CMMC Level 3
Also known as: Level 3, CMMC L3
CMMC Level 3 is the highest CMMC certification tier, reserved for DoD programs involving CUI of the highest priority. It requires implementing NIST SP 800-171 plus 24 enhanced controls drawn from NIST SP 800-172, and triennial assessments performed by the DoD's Defense Industrial Base Cybersecurity Assessment Center (DIBCAC).
Related terms
- NIST SP 800-172
NIST SP 800-172 specifies 24 enhanced security requirements that supplement NIST SP 800-171 for systems handling CUI associated with critical programs or high-value assets. These additional 24 controls are what distinguishes CMMC Level 3 from Level 2.
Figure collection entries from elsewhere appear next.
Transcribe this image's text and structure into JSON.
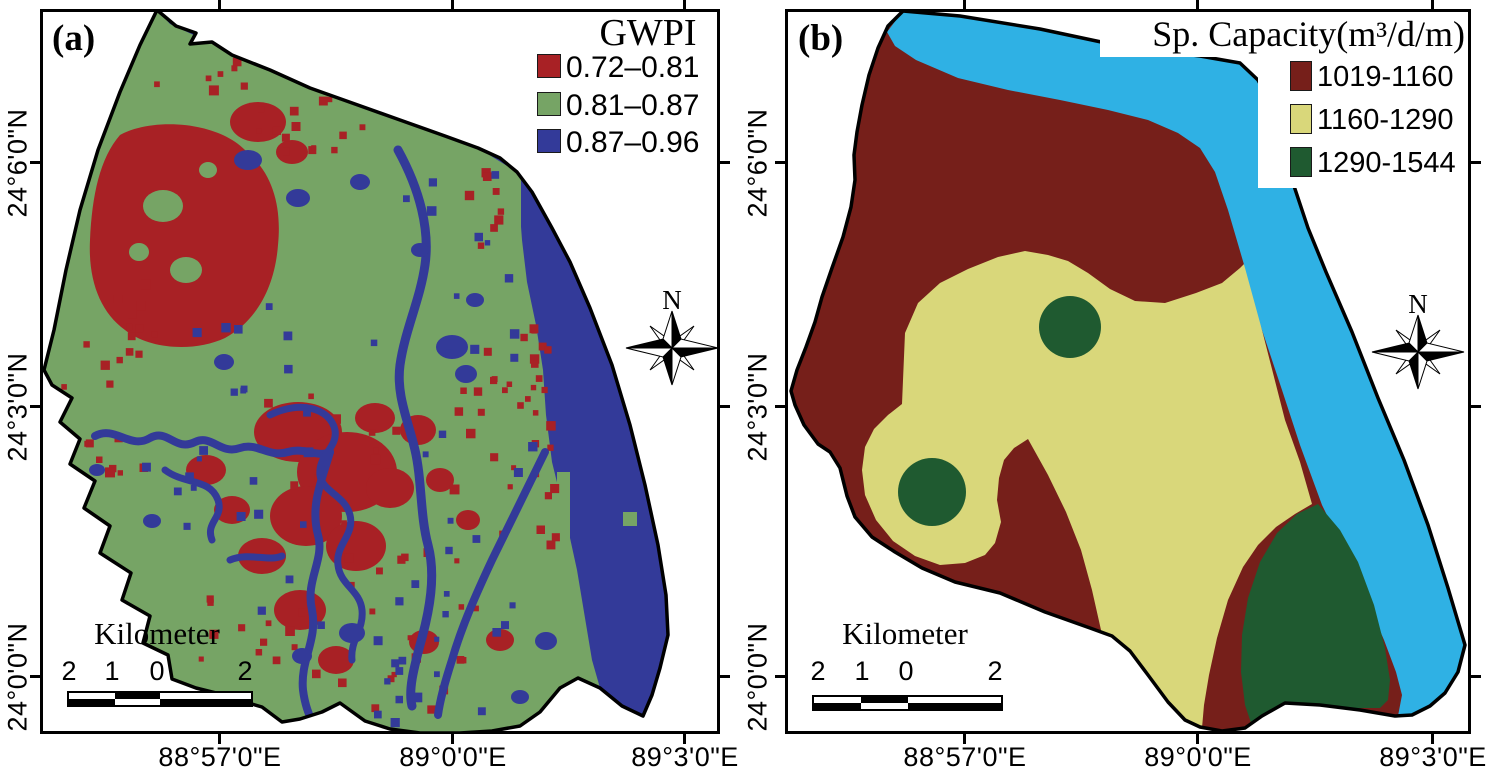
{
  "colors": {
    "gwpi_low": "#a82125",
    "gwpi_mid": "#76a465",
    "gwpi_high": "#333a99",
    "cap_low": "#761f1a",
    "cap_mid": "#d9d77a",
    "cap_high": "#1f5a30",
    "cap_band": "#2fb1e4",
    "outline": "#000000"
  },
  "panel_a": {
    "label": "(a)",
    "legend": {
      "title": "GWPI",
      "items": [
        {
          "label": "0.72–0.81",
          "color": "#a82125"
        },
        {
          "label": "0.81–0.87",
          "color": "#76a465"
        },
        {
          "label": "0.87–0.96",
          "color": "#333a99"
        }
      ]
    },
    "north_label": "N",
    "scalebar": {
      "title": "Kilometer",
      "tick_labels": [
        "2",
        "1",
        "0",
        "2"
      ]
    },
    "x_ticks": [
      "88°57'0\"E",
      "89°0'0\"E",
      "89°3'0\"E"
    ],
    "y_ticks": [
      "24°6'0\"N",
      "24°3'0\"N",
      "24°0'0\"N"
    ]
  },
  "panel_b": {
    "label": "(b)",
    "legend": {
      "title": "Sp. Capacity(m³/d/m)",
      "items": [
        {
          "label": "1019-1160",
          "color": "#761f1a"
        },
        {
          "label": "1160-1290",
          "color": "#d9d77a"
        },
        {
          "label": "1290-1544",
          "color": "#1f5a30"
        }
      ]
    },
    "north_label": "N",
    "scalebar": {
      "title": "Kilometer",
      "tick_labels": [
        "2",
        "1",
        "0",
        "2"
      ]
    },
    "x_ticks": [
      "88°57'0\"E",
      "89°0'0\"E",
      "89°3'0\"E"
    ],
    "y_ticks": [
      "24°6'0\"N",
      "24°3'0\"N",
      "24°0'0\"N"
    ]
  }
}
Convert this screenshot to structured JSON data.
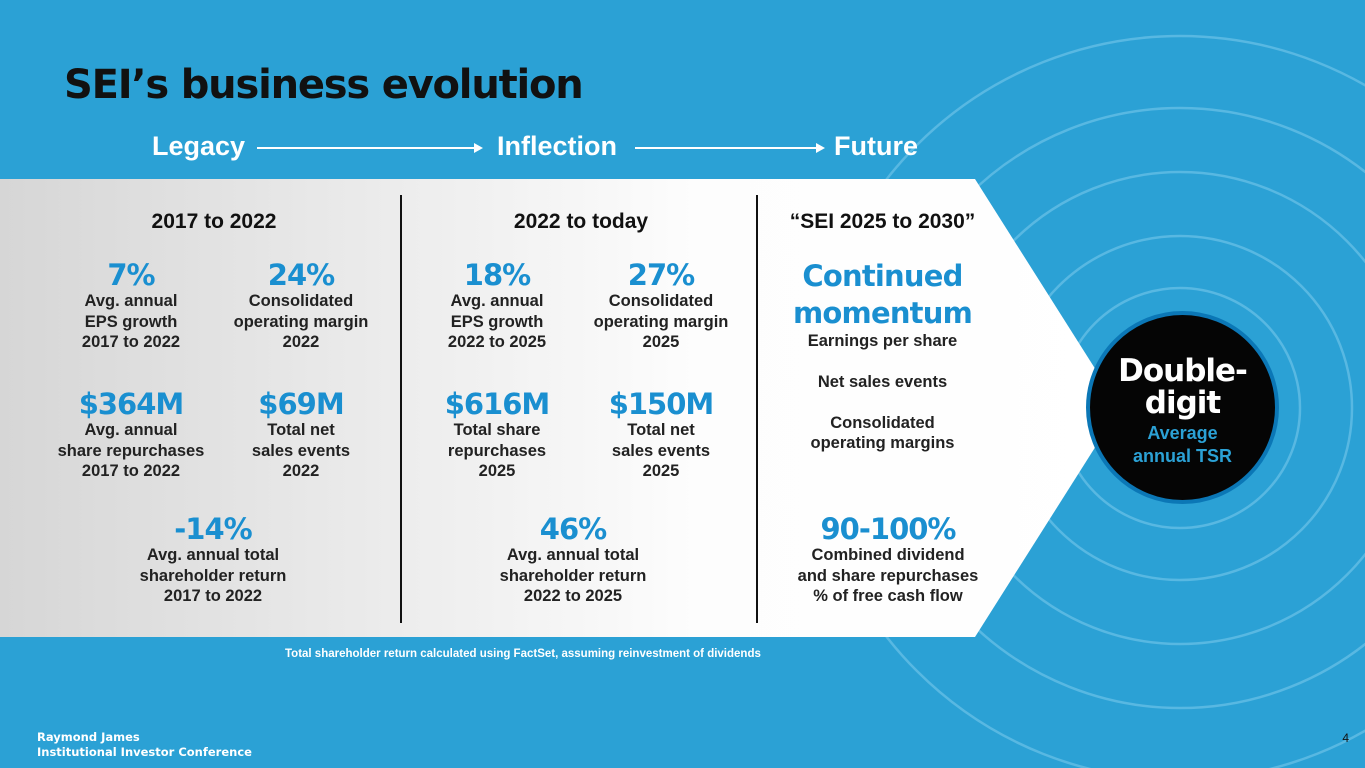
{
  "title": "SEI’s business evolution",
  "phases": {
    "legacy": "Legacy",
    "inflection": "Inflection",
    "future": "Future"
  },
  "legacy": {
    "period": "2017 to 2022",
    "eps": {
      "value": "7%",
      "label": [
        "Avg. annual",
        "EPS growth",
        "2017 to 2022"
      ]
    },
    "margin": {
      "value": "24%",
      "label": [
        "Consolidated",
        "operating margin",
        "2022"
      ]
    },
    "repurchases": {
      "value": "$364M",
      "label": [
        "Avg. annual",
        "share repurchases",
        "2017 to 2022"
      ]
    },
    "sales": {
      "value": "$69M",
      "label": [
        "Total net",
        "sales events",
        "2022"
      ]
    },
    "tsr": {
      "value": "-14%",
      "label": [
        "Avg. annual total",
        "shareholder return",
        "2017 to 2022"
      ]
    }
  },
  "inflection": {
    "period": "2022 to today",
    "eps": {
      "value": "18%",
      "label": [
        "Avg. annual",
        "EPS growth",
        "2022 to 2025"
      ]
    },
    "margin": {
      "value": "27%",
      "label": [
        "Consolidated",
        "operating margin",
        "2025"
      ]
    },
    "repurchases": {
      "value": "$616M",
      "label": [
        "Total share",
        "repurchases",
        "2025"
      ]
    },
    "sales": {
      "value": "$150M",
      "label": [
        "Total net",
        "sales events",
        "2025"
      ]
    },
    "tsr": {
      "value": "46%",
      "label": [
        "Avg. annual total",
        "shareholder return",
        "2022 to 2025"
      ]
    }
  },
  "future": {
    "period": "“SEI 2025 to 2030”",
    "headline": [
      "Continued",
      "momentum"
    ],
    "items": [
      "Earnings per share",
      "Net sales events",
      "Consolidated",
      "operating margins"
    ],
    "payout": {
      "value": "90-100%",
      "label": [
        "Combined dividend",
        "and share repurchases",
        "% of free cash flow"
      ]
    }
  },
  "tsr_circle": {
    "big": [
      "Double-",
      "digit"
    ],
    "small": [
      "Average",
      "annual TSR"
    ]
  },
  "footnote": "Total shareholder return calculated using FactSet, assuming reinvestment of dividends",
  "brand": [
    "Raymond James",
    "Institutional Investor Conference"
  ],
  "page_number": "4",
  "colors": {
    "background": "#2ba1d5",
    "accent": "#1a8fd0",
    "panel": "#e6e6e6",
    "dark": "#111111"
  }
}
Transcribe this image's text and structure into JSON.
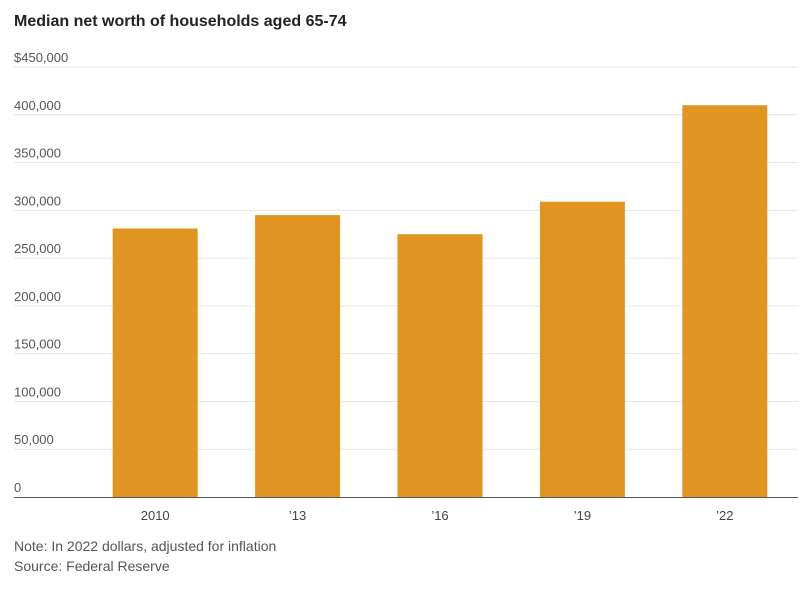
{
  "chart_data": {
    "type": "bar",
    "title": "Median net worth of households aged 65-74",
    "categories": [
      "2010",
      "’13",
      "’16",
      "’19",
      "’22"
    ],
    "values": [
      281000,
      295000,
      275000,
      309000,
      410000
    ],
    "ylim": [
      0,
      450000
    ],
    "yticks": [
      0,
      50000,
      100000,
      150000,
      200000,
      250000,
      300000,
      350000,
      400000,
      450000
    ],
    "ytick_labels": [
      "0",
      "50,000",
      "100,000",
      "150,000",
      "200,000",
      "250,000",
      "300,000",
      "350,000",
      "400,000",
      "$450,000"
    ],
    "xlabel": "",
    "ylabel": "",
    "grid": true,
    "bar_color": "#e09422"
  },
  "footer": {
    "note": "Note: In 2022 dollars, adjusted for inflation",
    "source": "Source: Federal Reserve"
  }
}
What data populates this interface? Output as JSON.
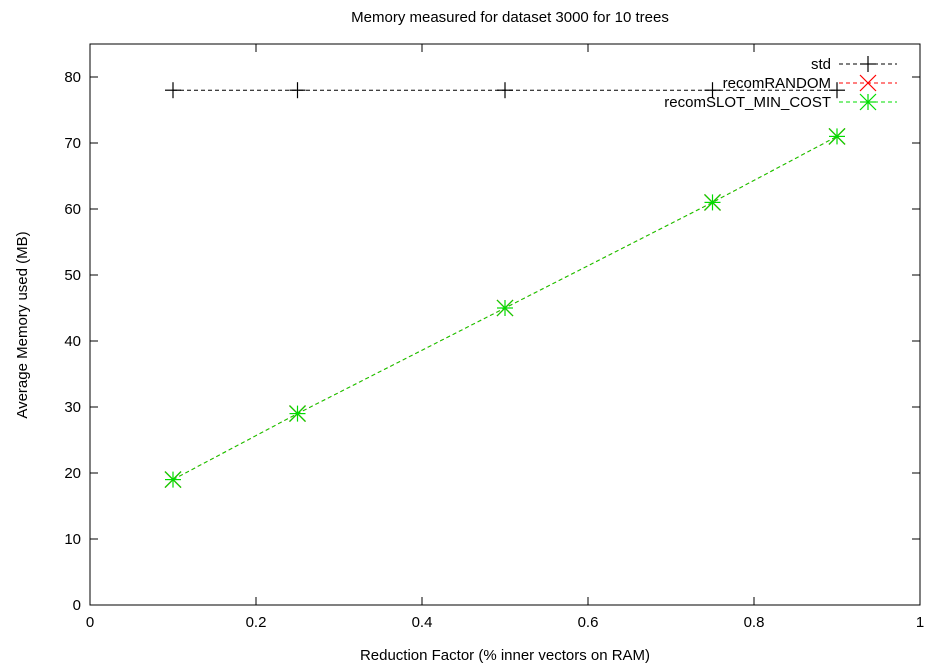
{
  "chart_data": {
    "type": "line",
    "title": "Memory measured for dataset 3000 for 10 trees",
    "xlabel": "Reduction Factor (% inner vectors on RAM)",
    "ylabel": "Average Memory used (MB)",
    "xlim": [
      0,
      1
    ],
    "ylim": [
      0,
      85
    ],
    "xticks": [
      0,
      0.2,
      0.4,
      0.6,
      0.8,
      1
    ],
    "xtick_labels": [
      "0",
      "0.2",
      "0.4",
      "0.6",
      "0.8",
      "1"
    ],
    "yticks": [
      0,
      10,
      20,
      30,
      40,
      50,
      60,
      70,
      80
    ],
    "ytick_labels": [
      "0",
      "10",
      "20",
      "30",
      "40",
      "50",
      "60",
      "70",
      "80"
    ],
    "grid": false,
    "legend_position": "top-right",
    "x": [
      0.1,
      0.25,
      0.5,
      0.75,
      0.9
    ],
    "series": [
      {
        "name": "std",
        "values": [
          78,
          78,
          78,
          78,
          78
        ],
        "color": "#000000",
        "marker": "plus"
      },
      {
        "name": "recomRANDOM",
        "values": [
          19,
          29,
          45,
          61,
          71
        ],
        "color": "#ff0000",
        "marker": "cross"
      },
      {
        "name": "recomSLOT_MIN_COST",
        "values": [
          19,
          29,
          45,
          61,
          71
        ],
        "color": "#00dd00",
        "marker": "star"
      }
    ]
  }
}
- Defense Industrial Base Cybersecurity Assessment Center
The Defense Industrial Base Cybersecurity Assessment Center (DIBCAC) is the Defense Contract Management Agency (DCMA) component that conducts NIST SP 800-171 assessments and CMMC Level 3 assessments on DoD contractors. DIBCAC assessments are the highest assurance level in the program.
- Controlled Unclassified Information
Controlled Unclassified Information (CUI) is unclassified information that requires safeguarding or dissemination controls under law, regulation, or government-wide policy. It is explicitly marked CUI by the originating agency and triggers NIST SP 800-171 protections — and at the contractual level, CMMC Level 2.